Everclear

  • Name: Everclear
  • URL: https://www.everclear.org/
  • Category: cross-chain clearing layer / intent-settlement infrastructure / chain-abstraction netting protocol
  • Summary: Everclear is a cross-chain clearing layer for solver imbalances, not a primary bridge worth romanticizing into more than that. The official docs describe a hub-and-spoke netting system that turns fills and repayments into invoices, deposits, epochs, and virtual balances so chain-abstraction operators do not have to rebalance every route the hard way.
  • What it does:
    • Provides a clearing layer for cross-chain intents so fillers and applications can net rebalancing flows instead of bridging every repayment directly across chains
    • Uses a hub-and-spoke architecture with Spoke contracts on supported domains and a Hub on the clearing chain to ingest intents, fills, deposits, invoices, and settlements
    • Lets users or integrators create intents through API-guided transaction payloads that submit signed data to the onchain FeeAdapter flow
    • Batches queue processing and settlement across epochs, turning unmatched intents into discounted invoices that can be purchased by rebalancers or arbitrageurs
    • Credits solvers via virtual balances on spokes, allowing repayment to be decoupled from the original route and reused for future fills or withdrawn later
    • Exposes public protocol documentation, API surfaces, audit references, and a GitHub organization with protocol, bot, and audit repositories
  • Key claims:
    • Everclear’s homepage calls it “the new foundation of the chain abstraction stack” and frames the product around efficient cross-chain settlement rather than point-to-point bridging
    • The docs explicitly describe Everclear as “a novel public good mechanism for settling intents across chains” that socializes rebalancing costs via netting
    • Official architecture docs define three message types—intent, fill, and settlement—and say repayment can occur on any solver-configured spoke domain rather than needing to mirror the original source/destination path
    • The protocol mechanics docs describe invoice/deposit queues, epoch-based discounting, and settlement queues as core primitives, which is a stronger signal of a clearing-and-auction design than of a simple bridge router
    • Everclear’s docs and GitHub surface show supporting operational components beyond contracts alone, including relayers, a cartographer agent, routers, an audit repo, and a market-making bot (mark)
  • Whitepaper: No canonical standalone whitepaper or litepaper surfaced in this pass.

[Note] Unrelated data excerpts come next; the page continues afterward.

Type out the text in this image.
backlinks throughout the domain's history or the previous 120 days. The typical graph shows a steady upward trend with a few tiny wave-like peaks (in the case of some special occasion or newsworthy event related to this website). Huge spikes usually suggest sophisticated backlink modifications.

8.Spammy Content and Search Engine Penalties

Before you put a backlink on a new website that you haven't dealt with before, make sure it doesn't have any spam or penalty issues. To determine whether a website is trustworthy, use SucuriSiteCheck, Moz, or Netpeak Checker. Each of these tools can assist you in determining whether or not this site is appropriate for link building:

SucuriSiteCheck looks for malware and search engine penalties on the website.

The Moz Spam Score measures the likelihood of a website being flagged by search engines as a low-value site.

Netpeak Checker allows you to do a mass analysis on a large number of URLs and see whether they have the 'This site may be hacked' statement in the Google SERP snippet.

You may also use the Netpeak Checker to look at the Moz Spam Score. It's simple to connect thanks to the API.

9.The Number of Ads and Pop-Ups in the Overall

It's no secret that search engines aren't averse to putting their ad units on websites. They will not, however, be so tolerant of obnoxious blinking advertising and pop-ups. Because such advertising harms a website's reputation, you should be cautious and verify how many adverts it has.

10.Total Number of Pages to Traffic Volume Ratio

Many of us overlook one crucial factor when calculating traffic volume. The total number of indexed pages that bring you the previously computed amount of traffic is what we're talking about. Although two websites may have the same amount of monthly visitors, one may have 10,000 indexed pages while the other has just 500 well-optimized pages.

The clearest current source of truth is Everclear’s official docs, homepage, and public GitHub organization; see ../whitepapers/everclear-primary-sources-2026-04-27.md.
  • Sources:

Internal linkages

  • Best upward reads: across and cctp.
  • Keep this note on netting, queue policy, and repayment design rather than treating Everclear like a general bridge or transport layer.

Comparable to / differs from

  • Comparable to: Across only in the loose sense that both sit in the same multichain execution stack.
  • Differs from: CCTP, which moves dollars rather than netting cross-chain obligations.

Governance / control risk

  • Practical authority accumulates around epoch timing, invoice discount policy, spoke support, queue processing, and which repayment paths remain liquid enough to matter.
  • Netting reduces some bridge churn, but it does not remove operator policy from the system.

Rent / leverage sink

  • The leverage is in becoming the place where upstream routers dump the ugly rebalancing problem.

  • If Everclear becomes default clearing plumbing, it gets to tax discount markets, repayment timing, and balance-sheet convenience.